THREE leading Australian health professionals are calling for a change in public health policy that would see male infants routinely circumcised to combat the rise in heterosexual HIV transmission.

In an editorial in the Medical Journal of Australia that is likely to reignite debate on the controversial topic, the authors cited research which they said showed that male circumcision substantially reduces female-to-male HIV transmission.(1)

Their editorial also questioned the influential anticircumcision position taken by the Royal Australasian College of Physicians. Last week the College approved an updated neonatal circumcision policy that it said takes into account the latest research.

However the College said its official stance remains the same: there is no medical indication for routine neonatal circumcision.

The authors have criticised this stance as scientifically flawed and the major barrier to boosting the rate of circumcision in Australia.

Elective circumcision was also officially discouraged by a low Medicare rebate and the fact that public hospitals in most states do not perform them, according to the MJA editorial.

In January a petition was sent to the College with 47 signatories from Australia, New Zealand, the United States and the United Kingdom, that expressed concerns that the policy was not evidence-based or “reflective of the considerable and rapidly growing medical literature supporting the circumcision of males”.

The World Health Organization and other global groups have agreed that male circumcision has been proven beyond reasonable doubt to reduce female to male transmission of the disease, according to the editorial’s authors, Professor David Cooper, Director of the National Centre in HIV Epidemiology and Clinical Research, Dr Alex Wodak, Director of Alcohol and Drug Service at St Vincent’s Hospital, and Professor Brian Morris, Professor of Molecular Medical Sciences at the University of Sydney.

“A wealth of research has shown that the foreskin is the entry point that allows HIV to infect men during intercourse with an infected female partner.”

Further, the authors said that circumcision of males is now referred to by many as a “surgical vaccine” against a wide variety of infections and adverse medical conditions over a lifetime.

Professor Morris noted that large randomised controlled trials had shown that male circumcision also protected against human papillomavirus, some common sexually transmitted infections, penile cancer, cervical cancer and genital herpes as well as HIV.

Dr George Williams, a New South Wales paediatrician and the head of the anticircumcision group, Circumcision Information Australia, however, said the evidence on circumcision and HIV had been conducted in Africa and the results could not be translated to Western populations.

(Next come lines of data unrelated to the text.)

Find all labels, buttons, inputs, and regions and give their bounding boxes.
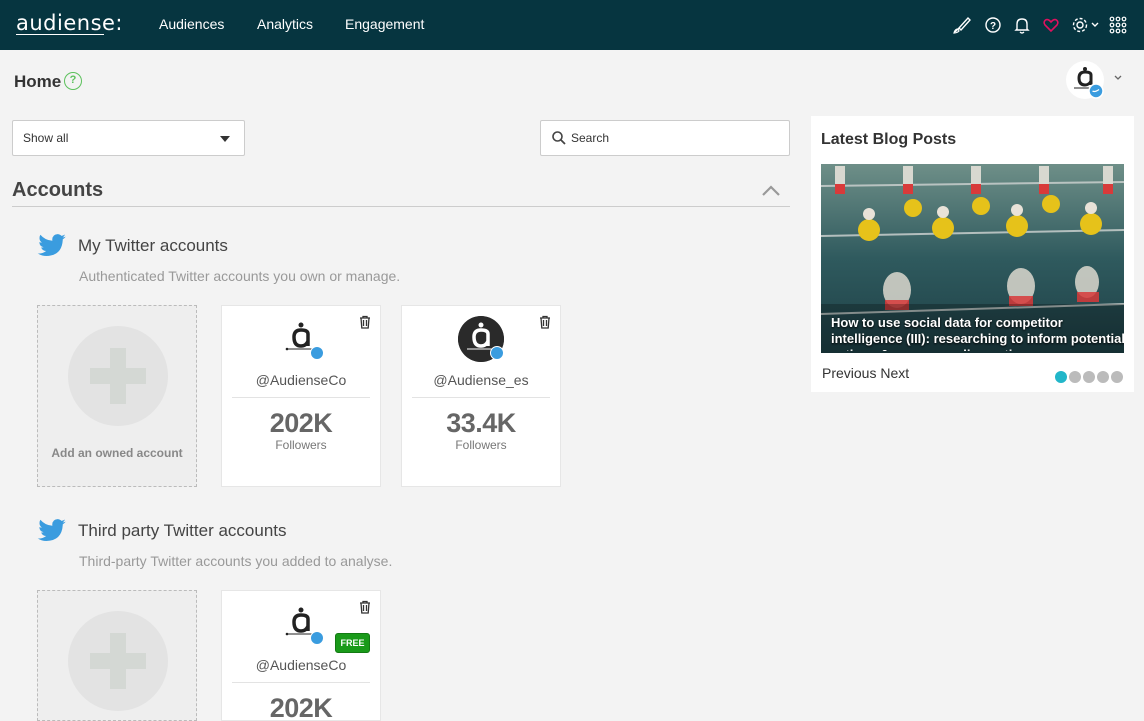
followers-count: 202K: [269, 408, 333, 438]
group-title-my-accounts: My Twitter accounts: [78, 236, 228, 255]
group-subtitle-my-accounts: Authenticated Twitter accounts you own o…: [79, 268, 401, 284]
carousel-dot[interactable]: [1097, 371, 1109, 383]
logo-underline: [16, 34, 104, 35]
blog-nav: Previous Next: [822, 365, 909, 381]
top-nav: audiense: Audiences Analytics Engagement…: [0, 0, 1144, 50]
twitter-bird-icon: [37, 517, 67, 550]
bell-icon[interactable]: [1011, 14, 1033, 36]
add-third-party-account-card[interactable]: [37, 590, 197, 721]
carousel-dot[interactable]: [1111, 371, 1123, 383]
nav-audiences[interactable]: Audiences: [159, 16, 224, 32]
blog-next-link[interactable]: Next: [880, 365, 909, 381]
nav-engagement[interactable]: Engagement: [345, 16, 424, 32]
add-icon: [68, 326, 168, 426]
twitter-badge-icon: [490, 346, 504, 360]
blog-panel: Latest Blog Posts How to use social data…: [811, 116, 1134, 392]
add-owned-account-label: Add an owned account: [51, 446, 183, 460]
page-title: Home: [14, 72, 62, 91]
account-card[interactable]: @AudienseCo 202K Followers: [221, 305, 381, 487]
blog-post-title[interactable]: How to use social data for competitor in…: [831, 315, 1124, 351]
group-subtitle-third-party: Third-party Twitter accounts you added t…: [79, 553, 393, 569]
twitter-badge-icon: [310, 346, 324, 360]
blog-panel-title: Latest Blog Posts: [821, 131, 957, 148]
followers-count: 33.4K: [446, 408, 516, 438]
accounts-section-title: Accounts: [12, 179, 104, 201]
blog-post-image[interactable]: How to use social data for competitor in…: [821, 164, 1124, 353]
page-help-icon[interactable]: ?: [64, 72, 82, 90]
search-box[interactable]: [540, 120, 790, 156]
audiense-logo[interactable]: audiense:: [16, 11, 123, 35]
trash-icon[interactable]: [358, 315, 372, 334]
account-handle: @Audiense_es: [433, 372, 529, 388]
account-handle: @AudienseCo: [255, 372, 347, 388]
caret-down-icon: [220, 136, 230, 142]
heart-icon[interactable]: [1040, 14, 1062, 36]
account-handle: @AudienseCo: [255, 657, 347, 673]
carousel-dot[interactable]: [1069, 371, 1081, 383]
nav-analytics[interactable]: Analytics: [257, 16, 313, 32]
carousel-dots: [1055, 370, 1125, 388]
search-input[interactable]: [571, 129, 771, 147]
blog-previous-link[interactable]: Previous: [822, 365, 876, 381]
filter-select[interactable]: Show all: [12, 120, 245, 156]
filter-select-value: Show all: [23, 131, 69, 145]
user-avatar[interactable]: [1066, 61, 1104, 99]
free-badge: FREE: [335, 633, 370, 653]
followers-label: Followers: [275, 438, 327, 452]
svg-text:?: ?: [990, 21, 996, 32]
help-icon[interactable]: ?: [982, 14, 1004, 36]
add-owned-account-card[interactable]: Add an owned account: [37, 305, 197, 487]
account-card[interactable]: @Audiense_es 33.4K Followers: [401, 305, 561, 487]
group-title-third-party: Third party Twitter accounts: [78, 521, 287, 540]
followers-label: Followers: [455, 438, 507, 452]
section-divider: [12, 206, 790, 207]
audiense-avatar-icon: [1074, 67, 1104, 99]
twitter-bird-icon: [37, 232, 67, 265]
add-icon: [68, 611, 168, 711]
apps-grid-icon[interactable]: [1107, 14, 1129, 36]
account-card[interactable]: FREE @AudienseCo 202K: [221, 590, 381, 721]
brush-icon[interactable]: [951, 14, 973, 36]
settings-icon[interactable]: [1070, 14, 1100, 36]
carousel-dot[interactable]: [1083, 371, 1095, 383]
chevron-up-icon[interactable]: [761, 184, 781, 203]
carousel-dot[interactable]: [1055, 371, 1067, 383]
trash-icon[interactable]: [358, 600, 372, 619]
chevron-down-icon[interactable]: [1113, 70, 1123, 88]
search-icon: [551, 130, 567, 151]
twitter-badge-icon: [310, 631, 324, 645]
trash-icon[interactable]: [538, 315, 552, 334]
followers-count: 202K: [269, 693, 333, 721]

Med J Aust 2010; 193: 318-9.

Posted 20 September 2010

4 thoughts on “Circumcision: a surgical vaccine?

  1. Anonymous says:

    Australia has a low prevalence for heterosexual HIV transmission so there can be no justification for routine circumcision of male infants. This procedure is not only a human rights abuse but also has its own, not inconsiderable, morbidity and mortality. Even in Africa with high prevalence of heterosexual HIV I fear encouraging circumcision will create a false sense of security and lower condom use even more.
    In Australia, all forms of female genital mutilation, no matter how minor, are illegal in the criminal code. This pro-male circumcision argument is severely gendered and I wonder how keen the supporters were be if the evidence showed male circumcision somehow protected women from acquiring HIV? Women remain the most vulnerable to HIV for a wide range of physical, social and cultural reasons. Let’s continue to work on promoting the things we know work well: education, condoms and reducing sexual partners.

  2. Anonymous says:

    There are other things that have to be considered to make the picture complete. The risk reduction in HIV transmission, although apparently statistically significant, is apparently also quite a modest one. That means it plays a much bigger relative role in high-prevalence settings than low-prevalence settings such as Australia. That has to be weighed carefully with the fact that infant circumcision is de facto a mild human rights violation: before someone can make their own decision (i.e. is of legal age), a body part is irrevocably taken away. I would certainly want the right to make my own conscious decision on that.

  3. Anonymous says:

    Let nature be! Save the foreskin! Surely natural evolution will win this one.

  4. Anonymous says:

    What can possibly be the difference between those circumsized and not: very probably nothing except hygiene and possibly temperature. In the absence of a proven and validated scientific rationale for carrying out circumcision, the default should surely remain for leaving the foreskin unmutilated.